Pero éste no es el momento de planteárselo a Enrique. El rey cae de rodillas y reza por el santo que vela por los caballeros en las justas, sea el que sea.
—Majestad —dice él—, si os enfrentáis a mi hijo Gregory, ¿os abstendréis de derribarle? Si podéis evitarlo…
Pero el rey dice:
—Si el pequeño Gregory me derribase a mí no me importaría. Aunque es improbable, lo aceptaría de buen grado. Y no podemos evitar lo que hacemos, en realidad. Una vez que has derribado a un hombre, ya no tiene remedio —se detiene y dice bondadosamente—: Es un hecho bastante raro, sabéis, lo de derribar al adversario. No es el objetivo único de la justa. Si os preocupa cómo quedará, no tenéis por qué preocuparos. Es muy hábil. No participaría como combatiente, si no. No puede uno romper lanzas con un adversario timorato, tiene que correr al galope contra ti. Además, nadie se hace daño nunca. No está permitido. Ya sabéis lo que dicen los heraldos.

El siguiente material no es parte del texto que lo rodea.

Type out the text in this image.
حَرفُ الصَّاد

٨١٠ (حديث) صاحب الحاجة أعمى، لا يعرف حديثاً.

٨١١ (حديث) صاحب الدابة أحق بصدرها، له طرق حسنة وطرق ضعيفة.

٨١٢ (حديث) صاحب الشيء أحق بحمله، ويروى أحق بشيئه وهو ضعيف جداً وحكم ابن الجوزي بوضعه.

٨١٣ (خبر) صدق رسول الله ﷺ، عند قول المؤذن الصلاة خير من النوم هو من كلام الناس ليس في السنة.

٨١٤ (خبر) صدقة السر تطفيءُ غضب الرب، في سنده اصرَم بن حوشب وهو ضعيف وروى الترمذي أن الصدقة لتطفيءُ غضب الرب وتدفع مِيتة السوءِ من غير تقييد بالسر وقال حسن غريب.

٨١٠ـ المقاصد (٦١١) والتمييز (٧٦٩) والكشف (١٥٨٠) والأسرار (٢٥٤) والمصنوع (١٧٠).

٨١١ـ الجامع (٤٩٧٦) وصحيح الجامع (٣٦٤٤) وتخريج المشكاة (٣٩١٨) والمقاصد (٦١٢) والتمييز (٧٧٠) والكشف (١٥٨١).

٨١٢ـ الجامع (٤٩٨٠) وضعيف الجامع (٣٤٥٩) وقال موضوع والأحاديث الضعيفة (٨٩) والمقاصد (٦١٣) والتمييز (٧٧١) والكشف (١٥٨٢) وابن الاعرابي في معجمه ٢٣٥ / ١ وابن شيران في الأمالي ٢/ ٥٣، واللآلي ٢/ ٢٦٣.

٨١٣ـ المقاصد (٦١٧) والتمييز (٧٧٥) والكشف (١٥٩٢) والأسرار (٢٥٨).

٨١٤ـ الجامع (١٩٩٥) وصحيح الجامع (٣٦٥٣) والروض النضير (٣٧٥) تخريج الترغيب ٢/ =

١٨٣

Podrían decir en este caso: «Gregory Cromwell ha justado bien, Henry Norris ha justado muy bien, pero nuestro soberano señor el rey ha sido el mejor de todos».
—¿Y es así, señor? —Sonríe para quitar cualquier aguijón que pudieran contener sus palabras.
—Sé que los consejeros pensáis que yo debería estar en el banco de los espectadores. Y así lo haré, lo prometo, no se me escapa que un hombre de mi edad ya no está en su mejor momento. Pero es difícil, sabéis, renunciar a aquello que has hecho desde que eras un muchacho. Una vez, unos visitantes italianos nos estaban vitoreando a Brandon y a mí pensando que habían vuelto a la vida Aquiles y Héctor. Así lo dijeron.